Now there are no excuses, the base at Tranent is first class, the boys have everything at their disposal and there’s no council official telling them they need to get off the park as it’s double booked. That’s what happened in my era.
If you have the right attitude and are willing to work then you will only get better in those conditions.
The squad also needs to be developed and improved over the next three transfer windows and hopefully Jack Ross will be there to oversee it.
Then we will see a really strong Hibs. I’m convinced of it and whether Christian Doidge is a part of that future remains to be seen as he’s currently enduring what was once known at Easter Road as a Tam McManus.
As a player I was a six-or-seven goal a season man, never prolific but when they did come, boy, they were usually wonderstrikes straight out of the top drawer.

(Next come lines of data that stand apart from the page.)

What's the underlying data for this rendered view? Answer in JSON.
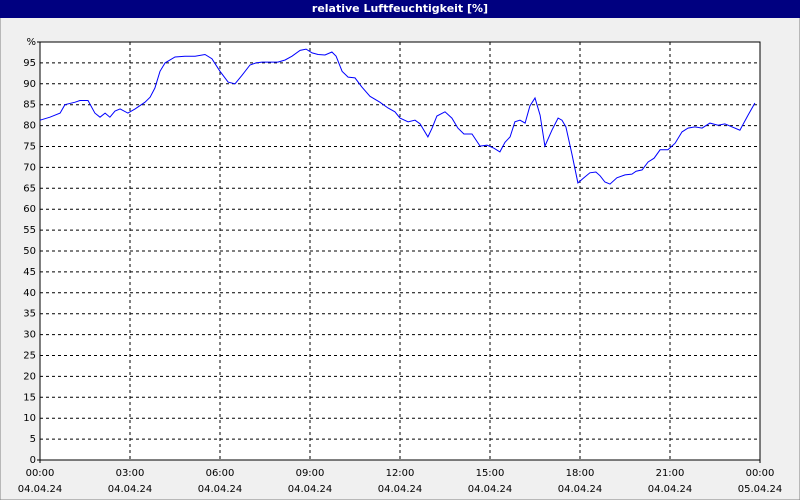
{
  "chart_data": {
    "type": "line",
    "title": "relative Luftfeuchtigkeit [%]",
    "xlim": [
      0,
      24
    ],
    "ylim": [
      0,
      100
    ],
    "grid": true,
    "xticks": [
      {
        "value": 0,
        "label": "00:00"
      },
      {
        "value": 3,
        "label": "03:00"
      },
      {
        "value": 6,
        "label": "06:00"
      },
      {
        "value": 9,
        "label": "09:00"
      },
      {
        "value": 12,
        "label": "12:00"
      },
      {
        "value": 15,
        "label": "15:00"
      },
      {
        "value": 18,
        "label": "18:00"
      },
      {
        "value": 21,
        "label": "21:00"
      },
      {
        "value": 24,
        "label": "00:00"
      }
    ],
    "xtick_dates": [
      "04.04.24",
      "04.04.24",
      "04.04.24",
      "04.04.24",
      "04.04.24",
      "04.04.24",
      "04.04.24",
      "04.04.24",
      "05.04.24"
    ],
    "yticks": [
      0,
      5,
      10,
      15,
      20,
      25,
      30,
      35,
      40,
      45,
      50,
      55,
      60,
      65,
      70,
      75,
      80,
      85,
      90,
      95,
      {
        "value": 100,
        "label": "%"
      }
    ],
    "series": [
      {
        "color": "#0000ff",
        "x": [
          0,
          0.33,
          0.67,
          0.83,
          1.17,
          1.33,
          1.6,
          1.83,
          2,
          2.17,
          2.33,
          2.5,
          2.67,
          2.93,
          3.17,
          3.5,
          3.67,
          3.83,
          4,
          4.17,
          4.5,
          4.83,
          5.17,
          5.5,
          5.73,
          6,
          6.27,
          6.5,
          6.73,
          7,
          7.2,
          7.4,
          7.67,
          7.93,
          8.17,
          8.4,
          8.67,
          8.87,
          9.07,
          9.27,
          9.5,
          9.73,
          9.87,
          10.07,
          10.27,
          10.5,
          10.73,
          11,
          11.33,
          11.6,
          11.83,
          12,
          12.27,
          12.5,
          12.67,
          12.93,
          13.07,
          13.23,
          13.5,
          13.73,
          13.93,
          14.13,
          14.4,
          14.67,
          14.9,
          15.13,
          15.33,
          15.5,
          15.67,
          15.83,
          16,
          16.17,
          16.33,
          16.5,
          16.67,
          16.83,
          17.07,
          17.27,
          17.4,
          17.53,
          17.73,
          17.93,
          18.13,
          18.33,
          18.53,
          18.67,
          18.83,
          19,
          19.23,
          19.5,
          19.73,
          19.87,
          20.07,
          20.27,
          20.47,
          20.67,
          20.93,
          21.17,
          21.4,
          21.6,
          21.83,
          22.07,
          22.33,
          22.6,
          22.83,
          23.07,
          23.33,
          23.6,
          23.83
        ],
        "values": [
          81.3,
          82,
          83,
          85,
          85.6,
          86,
          86,
          83,
          82,
          83,
          82,
          83.5,
          84,
          83,
          84,
          85.6,
          86.8,
          89,
          93,
          95,
          96.4,
          96.6,
          96.6,
          97,
          96,
          93,
          90.4,
          90,
          92,
          94.5,
          95,
          95.2,
          95.2,
          95.2,
          95.7,
          96.6,
          98,
          98.3,
          97.4,
          97,
          96.9,
          97.6,
          96.6,
          93,
          91.6,
          91.4,
          89.2,
          87,
          85.6,
          84.2,
          83.3,
          81.8,
          80.9,
          81.3,
          80.4,
          77.3,
          79.4,
          82.3,
          83.3,
          81.8,
          79.4,
          78,
          78,
          75.1,
          75.3,
          74.6,
          73.7,
          76,
          77.3,
          80.9,
          81.3,
          80.6,
          84.7,
          86.6,
          82.5,
          75.1,
          79,
          81.8,
          81.3,
          79.7,
          73.2,
          66.3,
          67.5,
          68.7,
          68.9,
          68,
          66.5,
          66,
          67.5,
          68.2,
          68.4,
          69.1,
          69.4,
          71.3,
          72.2,
          74.2,
          74.2,
          75.8,
          78.5,
          79.4,
          79.7,
          79.4,
          80.6,
          80.1,
          80.4,
          79.7,
          78.9,
          82.5,
          85.4
        ]
      }
    ]
  }
}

Google my strike for Colorado Rapids, a 50-yarder with swerve which flew into the net. It was helped by playing at altitude as we were thousands of metres above sea level. A collectors item, as there weren’t many.
When I was at Dunfermline I went on a drought which would have made the Sahara blush and it’s hard to break the habit. It was horrible and I sympathise with Christian as the thing which strikes me about him is that he genuinely cares.
He’s trying everything, you can see it and he’s working his ba**s off.
There were two good chances he missed against Motherwell and what people don’t see is the mental side of it.
As a striker when you are on a horrendous run then the actual goal becomes the size of a match box. The opposite is true when the goals are flying in, when your confidence is up, you feel as though the goals are massive.
Christian is a good player but he needs a goal, badly.
He’s reached that 13-game mark without one and there’s no hiding the fact that is a very long time, not since a 2-1 win over Alloa in the Betfred Cup in December.

Just as scoring goals becomes a happy knack, missing chances can also become a rut you can’t get out of, he needs to work his way out of it.
It’s vital the manager sticks with him, it would be an easy out for everyone if Christian was to drop out of the team which is next up against St Johnstone.
Kevin Nisbet has been waiting in the wings. He came off the bench on Saturday so it will be interesting to see if Jack sticks with Christian.
If he does keep the faith then Christian will need to repay him. A manager can only do and say so much but keeping him in the team is so important but it can’t go on indefinitely.